Dungeons and Dragons: Tactics

  • by Ouroboros
  • September 04, 2007 00:00 AM PST

Imagine that in order to drive a car, you were required to know the inner workings of your car as intimately as a mechanic, or that to fly from New York to Los Angeles you first needed to log hundreds of hours as pilot. You probably wouldn't travel as much, right?

Now imagine that in order to play the latest role-playing game you had to memorize a hierarchy of weapon and armor strengths, feat trees, and encumbrance statistics. You wouldn't play unless you found that stuff fascinating, would you?

This Wasn't In the Manual?

Incredibly, this is exactly the sort of thing Dungeons & Dragons: Tactics demands of its players, and the result is one of the most tiresome RPG experiences in recent memory. You create a library of characters of any standard race and class--from familiar fighters and wizards to controversial psions and psychic warriors--and the uninspired cookie-cutter story manages to take parties all the way from the Barrow Mounds to the Astral Plane, but at absolutely no point does the game make even the most basic undertaking easy or enjoyable.

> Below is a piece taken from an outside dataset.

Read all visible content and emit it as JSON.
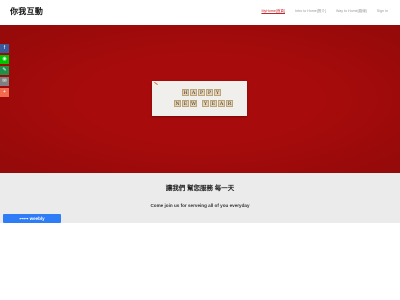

Not sure if your dwarf barbarian has enough strength to load up on goodies from that chest without buckling under the weight? Wondering if the armor you just snagged is better than your current get-up? Trying to decide what new feat to bestow upon the monk that just gained a level? You can either pore over text information hidden in three different places, or just wing it and find out hours later that you've irrevocably crippled your hero.

Practically every other RPG has an intuitive comparison system built in, so you can see how your stats would change if you were to equip a piece of gear, and the more elaborate ones have the good sense to include some kind of visual skill tree so you can plan your character's long-term development. In Dungeons & Dragons: Tactics, you're lucky if the information about feat prerequisites is present anywhere in the game, let alone easy to find. You might think the "automatically select" feature would help you out on this front, but it always seems to pick at random; how else can one explain it thoughtlessly putting all a fighter's skill points into theatrical performing, or suggesting a butt-ugly orc for an elegant elf's portrait?

That's Not the Light At the End of the Tunnel

Dungeons & Dragons: Tactics isn't a total write-off; torch light spills around corners nicely, how you behave over the long campaign can actually alter your alignment, and multiplayer modes allow for deathmatches and co-op dungeon crawling. But just as a good Dungeon Master knows when to put aside the dice collection and emphasize storytelling over mechanics, so do better role-playing video games have the good sense to make rote tasks like inventory management and equipment acquisition easy to contend with. Unfortunately, Dungeons & Dragons: Tactics bucks such common sense at every turn, and its obstinate insistence on making every last task an adventurer might perform a painful chore sinks any chance it might've had to be truly absorbing. Even dedicated role-players are better off with a pencil and some paper.

PROS: Co-op multiplayer, long campaign, some nice lighting effects, deep support of v3.5 rule set, inclusion of psionics.
CONS: Everything from managing inventory to leveling characters is a tedious mess, hopeless UI hides vital information, level designs are slavishly devoted to right angles.